Em vinte anos a população de Foz do Iguaçu se multiplicou por dez.
Um aumento populacional sem planejamento por parte do Estado, sem infra-estrutura, apenas com exército e a polícia como aparelho coercitivo para reprimir quaisquer suspeitas de manifestação contra os poderes constituídos e a própria Itaipu, que se mantém com segurança própria.
Tanto a Vila A como a Vila B estão protegidas por seguranças contratados pela Itaipu, mas na Vila C, que fica a mais de dez quilômetros da cidade, com uma população de mais de dez mil habitantes, a maioria absoluta não tem profissão. Não precisa nem falar o que sobra da economia para essa parte da população.
Parte da população da periferia da cidade vive de restos e material reciclável, ou seja, do lixo do capitalismo. Para a coleta, a Itaipu disponibilizou carrinhos, ironicamente batizados de “Coleta Solidária”. É comum presenciar políticos ligados a Itaipu com uma retórica sofista da coleta seletiva com dignidade.

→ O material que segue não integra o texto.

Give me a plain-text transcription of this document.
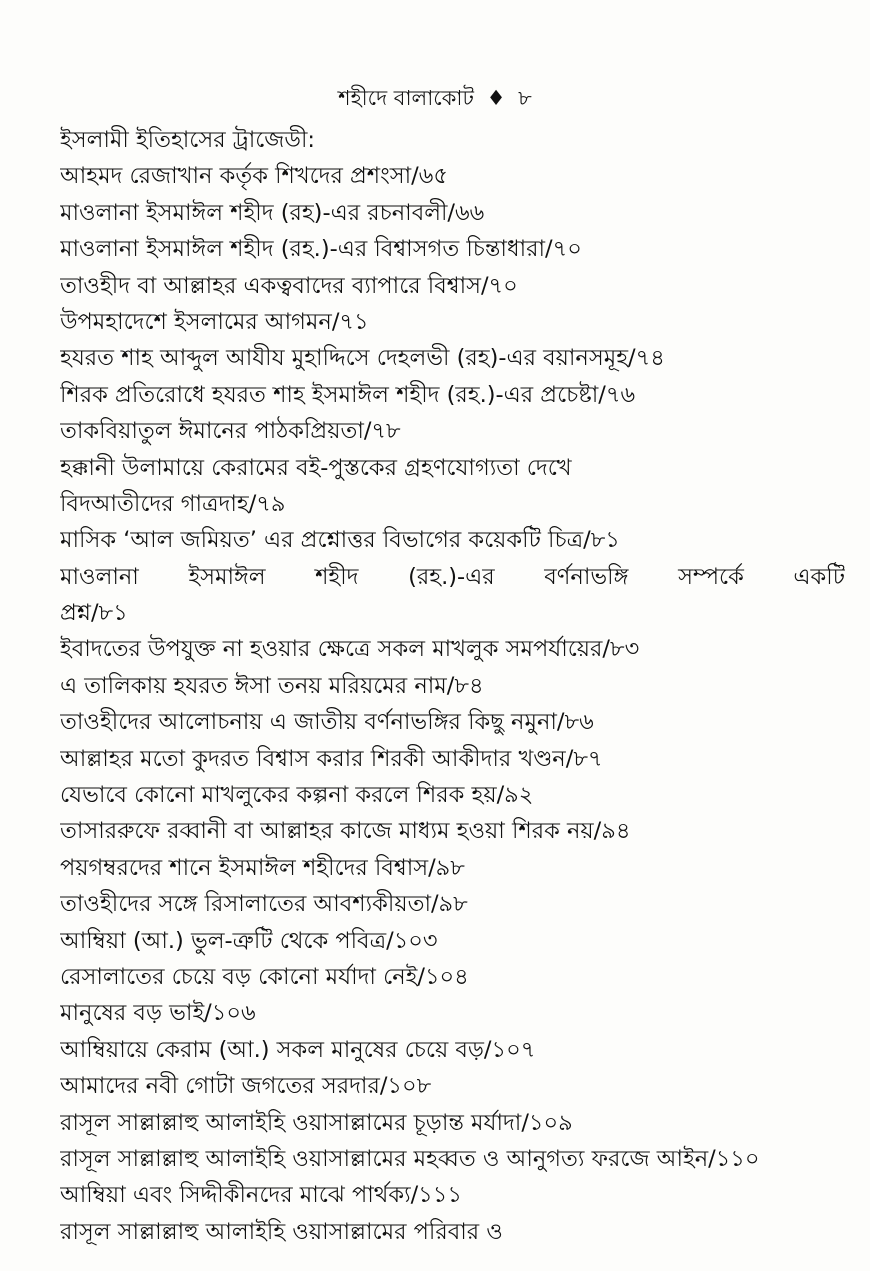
শহীদে বালাকোট ♦ ৮
ইসলামী ইতিহাসের ট্রাজেডী:
আহমদ রেজাখান কর্তৃক শিখদের প্রশংসা/৬৫
মাওলানা ইসমাঈল শহীদ (রহ)-এর রচনাবলী/৬৬
মাওলানা ইসমাঈল শহীদ (রহ.)-এর বিশ্বাসগত চিন্তাধারা/৭০
তাওহীদ বা আল্লাহর একত্ববাদের ব্যাপারে বিশ্বাস/৭০
উপমহাদেশে ইসলামের আগমন/৭১
হযরত শাহ আব্দুল আযীয মুহাদ্দিসে দেহলভী (রহ)-এর বয়ানসমূহ/৭৪
শিরক প্রতিরোধে হযরত শাহ ইসমাঈল শহীদ (রহ.)-এর প্রচেষ্টা/৭৬
তাকবিয়াতুল ঈমানের পাঠকপ্রিয়তা/৭৮
হক্কানী উলামায়ে কেরামের বই-পুস্তকের গ্রহণযোগ্যতা দেখে
বিদআতীদের গাত্রদাহ/৭৯
মাসিক ‘আল জমিয়ত’ এর প্রশ্নোত্তর বিভাগের কয়েকটি চিত্র/৮১
মাওলানা ইসমাঈল শহীদ (রহ.)-এর বর্ণনাভঙ্গি সম্পর্কে একটি
প্রশ্ন/৮১
ইবাদতের উপযুক্ত না হওয়ার ক্ষেত্রে সকল মাখলুক সমপর্যায়ের/৮৩
এ তালিকায় হযরত ঈসা তনয় মরিয়মের নাম/৮৪
তাওহীদের আলোচনায় এ জাতীয় বর্ণনাভঙ্গির কিছু নমুনা/৮৬
আল্লাহর মতো কুদরত বিশ্বাস করার শিরকী আকীদার খণ্ডন/৮৭
যেভাবে কোনো মাখলুকের কল্পনা করলে শিরক হয়/৯২
তাসাররুফে রব্বানী বা আল্লাহর কাজে মাধ্যম হওয়া শিরক নয়/৯৪
পয়গম্বরদের শানে ইসমাঈল শহীদের বিশ্বাস/৯৮
তাওহীদের সঙ্গে রিসালাতের আবশ্যকীয়তা/৯৮
আম্বিয়া (আ.) ভুল-ত্রুটি থেকে পবিত্র/১০৩
রেসালাতের চেয়ে বড় কোনো মর্যাদা নেই/১০৪
মানুষের বড় ভাই/১০৬
আম্বিয়ায়ে কেরাম (আ.) সকল মানুষের চেয়ে বড়/১০৭
আমাদের নবী গোটা জগতের সরদার/১০৮
রাসূল সাল্লাল্লাহু আলাইহি ওয়াসাল্লামের চূড়ান্ত মর্যাদা/১০৯
রাসূল সাল্লাল্লাহু আলাইহি ওয়াসাল্লামের মহব্বত ও আনুগত্য ফরজে আইন/১১০
আম্বিয়া এবং সিদ্দীকীনদের মাঝে পার্থক্য/১১১
রাসূল সাল্লাল্লাহু আলাইহি ওয়াসাল্লামের পরিবার ও
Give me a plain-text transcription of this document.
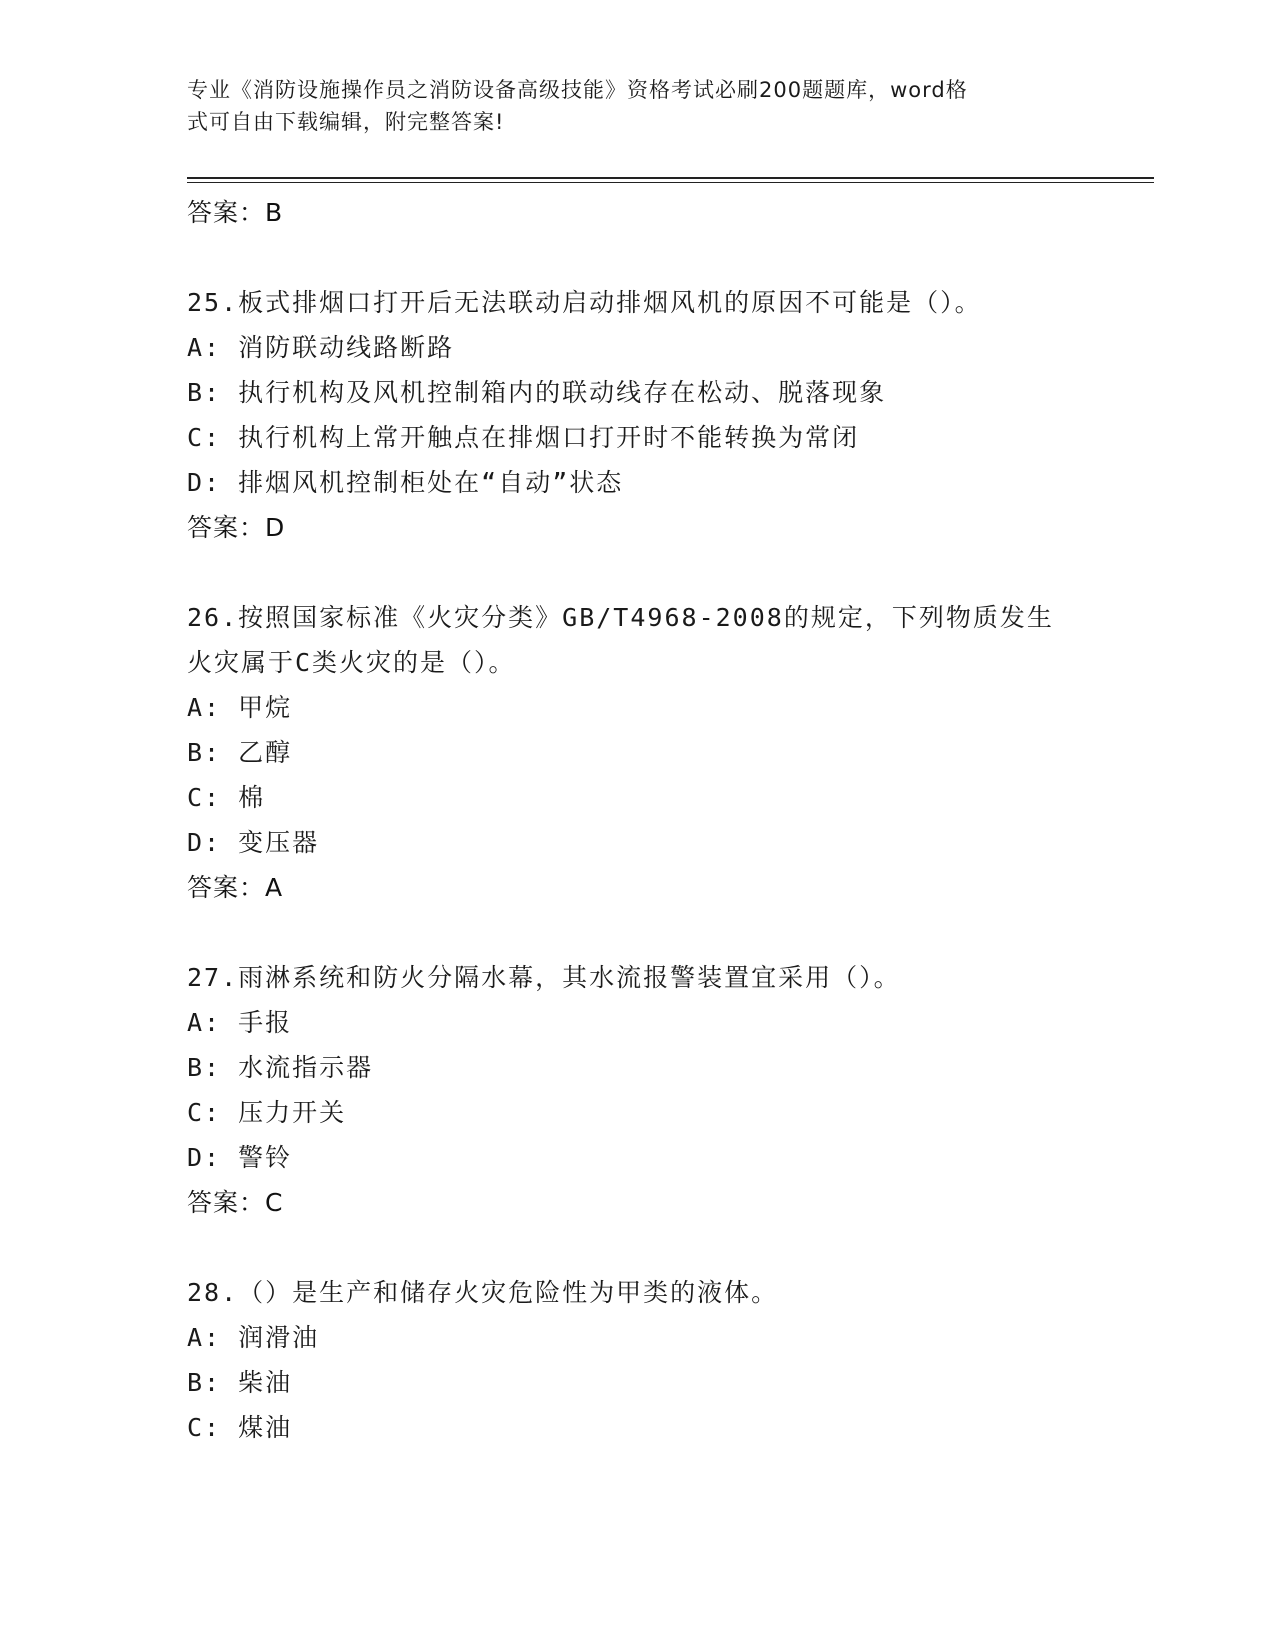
专业《消防设施操作员之消防设备高级技能》资格考试必刷200题题库，word格
式可自由下载编辑，附完整答案!
答案：B
25.板式排烟口打开后无法联动启动排烟风机的原因不可能是（）。
A: 消防联动线路断路
B: 执行机构及风机控制箱内的联动线存在松动、脱落现象
C: 执行机构上常开触点在排烟口打开时不能转换为常闭
D: 排烟风机控制柜处在“自动”状态
答案：D
26.按照国家标准《火灾分类》GB/T4968-2008的规定，下列物质发生
火灾属于C类火灾的是（）。
A: 甲烷
B: 乙醇
C: 棉
D: 变压器
答案：A
27.雨淋系统和防火分隔水幕，其水流报警装置宜采用（）。
A: 手报
B: 水流指示器
C: 压力开关
D: 警铃
答案：C
28.（）是生产和储存火灾危险性为甲类的液体。
A: 润滑油
B: 柴油
C: 煤油
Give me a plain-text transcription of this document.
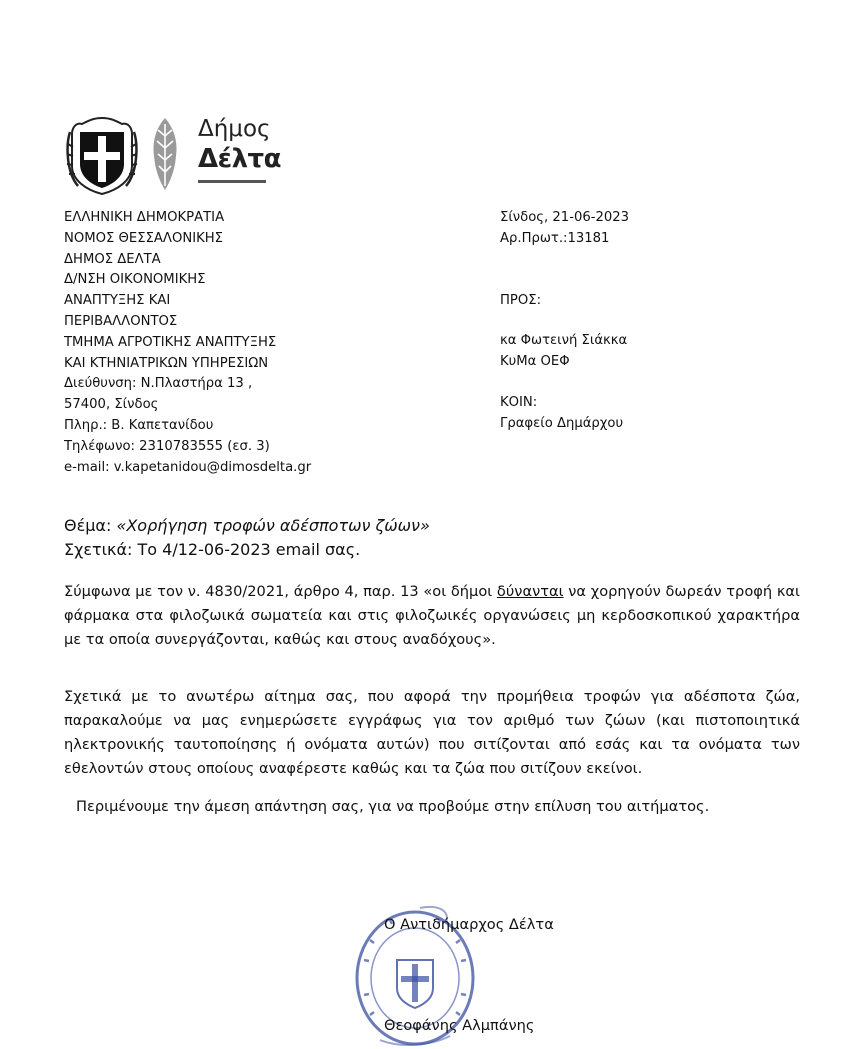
Δήμος
Δέλτα
ΕΛΛΗΝΙΚΗ ΔΗΜΟΚΡΑΤΙΑ
ΝΟΜΟΣ ΘΕΣΣΑΛΟΝΙΚΗΣ
ΔΗΜΟΣ ΔΕΛΤΑ
Δ/ΝΣΗ ΟΙΚΟΝΟΜΙΚΗΣ
ΑΝΑΠΤΥΞΗΣ ΚΑΙ
ΠΕΡΙΒΑΛΛΟΝΤΟΣ
ΤΜΗΜΑ ΑΓΡΟΤΙΚΗΣ ΑΝΑΠΤΥΞΗΣ
ΚΑΙ ΚΤΗΝΙΑΤΡΙΚΩΝ ΥΠΗΡΕΣΙΩΝ
Διεύθυνση: Ν.Πλαστήρα 13 ,
57400, Σίνδος
Πληρ.: Β. Καπετανίδου
Τηλέφωνο: 2310783555 (εσ. 3)
e-mail: v.kapetanidou@dimosdelta.gr
Σίνδος, 21-06-2023
Αρ.Πρωτ.:13181
ΠΡΟΣ:
κα Φωτεινή Σιάκκα
ΚυΜα ΟΕΦ
ΚΟΙΝ:
Γραφείο Δημάρχου
Θέμα: «Χορήγηση τροφών αδέσποτων ζώων»
Σχετικά: Το 4/12-06-2023 email σας.
Σύμφωνα με τον ν. 4830/2021, άρθρο 4, παρ. 13 «οι δήμοι δύνανται να χορηγούν δωρεάν τροφή και φάρμακα στα φιλοζωικά σωματεία και στις φιλοζωικές οργανώσεις μη κερδοσκοπικού χαρακτήρα με τα οποία συνεργάζονται, καθώς και στους αναδόχους».
Σχετικά με το ανωτέρω αίτημα σας, που αφορά την προμήθεια τροφών για αδέσποτα ζώα, παρακαλούμε να μας ενημερώσετε εγγράφως για τον αριθμό των ζώων (και πιστοποιητικά ηλεκτρονικής ταυτοποίησης ή ονόματα αυτών) που σιτίζονται από εσάς και τα ονόματα των εθελοντών στους οποίους αναφέρεστε καθώς και τα ζώα που σιτίζουν εκείνοι.
Περιμένουμε την άμεση απάντηση σας, για να προβούμε στην επίλυση του αιτήματος.
Ο Αντιδήμαρχος Δέλτα
Θεοφάνης Αλμπάνης
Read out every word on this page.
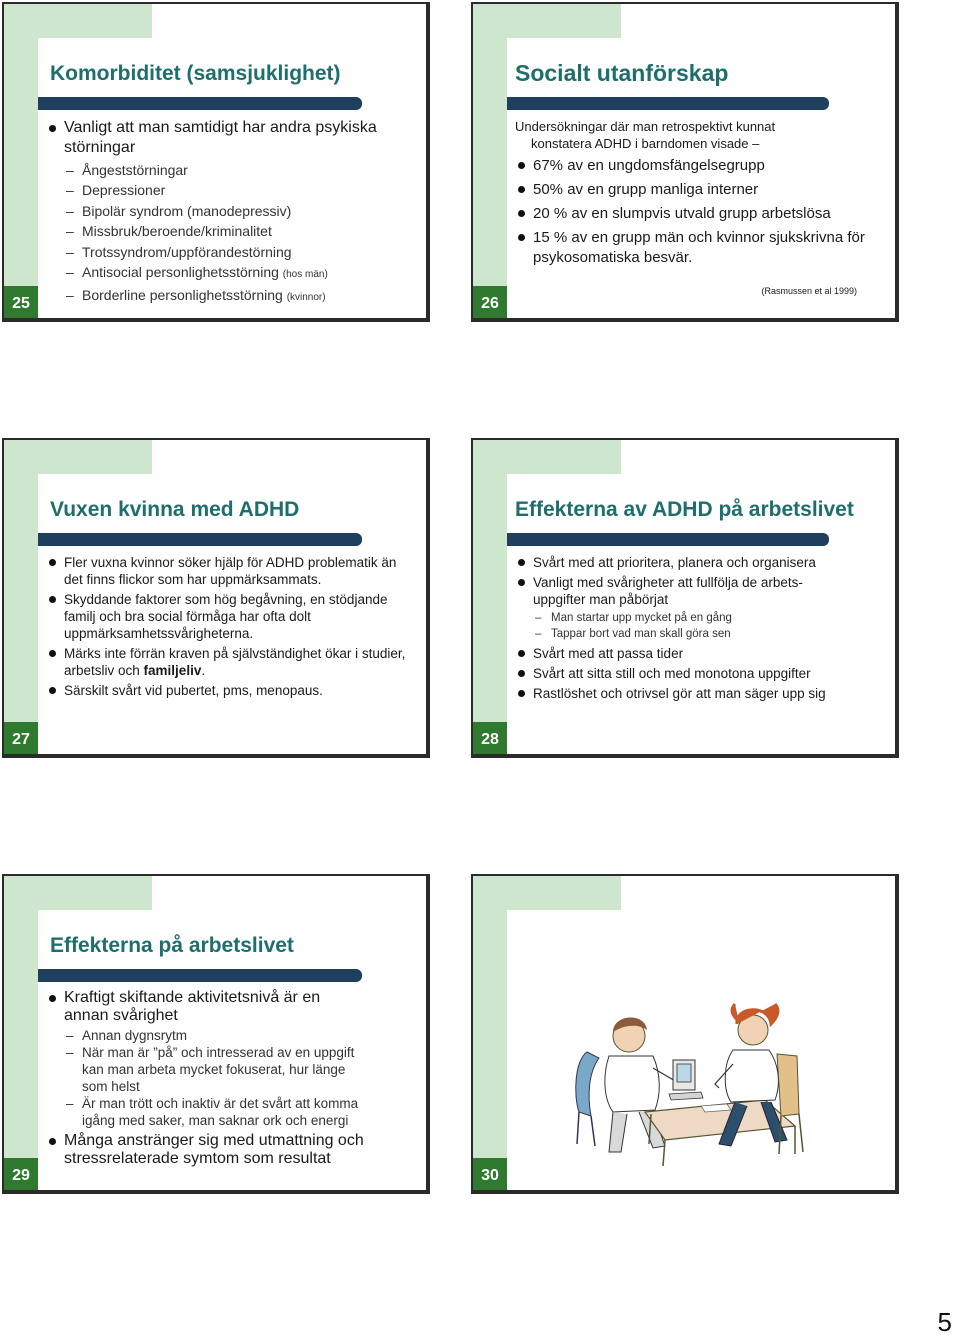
25
Komorbiditet (samsjuklighet)
Vanligt att man samtidigt har andra psykiska störningar
– Ångeststörningar
– Depressioner
– Bipolär syndrom (manodepressiv)
– Missbruk/beroende/kriminalitet
– Trotssyndrom/uppförandestörning
– Antisocial personlighetsstörning (hos män)
– Borderline personlighetsstörning (kvinnor)	26
Socialt utanförskap

Undersökningar där man retrospektivt kunnat
konstatera ADHD i barndomen visade –

67% av en ungdomsfängelsegrupp
50% av en grupp manliga interner
20 % av en slumpvis utvald grupp arbetslösa
15 % av en grupp män och kvinnor sjukskrivna för psykosomatiska besvär.
(Rasmussen et al 1999)
27
Vuxen kvinna med ADHD
Fler vuxna kvinnor söker hjälp för ADHD problematik än det finns flickor som har uppmärksammats.
Skyddande faktorer som hög begåvning, en stödjande familj och bra social förmåga har ofta dolt uppmärksamhetssvårigheterna.
Märks inte förrän kraven på självständighet ökar i studier, arbetsliv och familjeliv.
Särskilt svårt vid pubertet, pms, menopaus.
28
Effekterna av ADHD på arbetslivet
Svårt med att prioritera, planera och organisera
Vanligt med svårigheter att fullfölja de arbets-uppgifter man påbörjat
– Man startar upp mycket på en gång
– Tappar bort vad man skall göra sen
Svårt med att passa tider
Svårt att sitta still och med monotona uppgifter
Rastlöshet och otrivsel gör att man säger upp sig
29
Effekterna på arbetslivet
Kraftigt skiftande aktivitetsnivå är en annan svårighet
– Annan dygnsrytm
– När man är ”på” och intresserad av en uppgift kan man arbeta mycket fokuserat, hur länge som helst
– Är man trött och inaktiv är det svårt att komma igång med saker, man saknar ork och energi
Många anstränger sig med utmattning och stressrelaterade symtom som resultat
30
5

O termo “coleta solidária” expressa uma caridade desses infelizes para com a burguesia local em limpar o lixo gratuitamente, sendo obrigado a vendê-lo para comprar o alimento necessário para continuar vivendo.
É impossível não visualizar crianças com menos de doze anos trabalhando nessa coleta e, curiosamente, todo o ano se realiza seminários em Foz do Iguaçu com o tema “Exploração do Trabalho Infantil”. Senhoras e senhores idosos, com mais de sessenta anos, empurrando carrinhos para comprar alimentos. Esse é o Brasil da bolsa miséria. Uma criança na periferia da cidade de Foz do Iguaçu, com pais recebendo bolsa miséria, não pensa duas vezes para aceitar convite de traficantes para passar a noite transportando drogas através de barcos da Cidade do Leste para Foz do Iguaçu pelo Rio Paraná.
* Sebastião Rodrigues Gonçalves é professor de Filosofia na Unioeste e membro do Conselho Editorial de A Nova Democracia.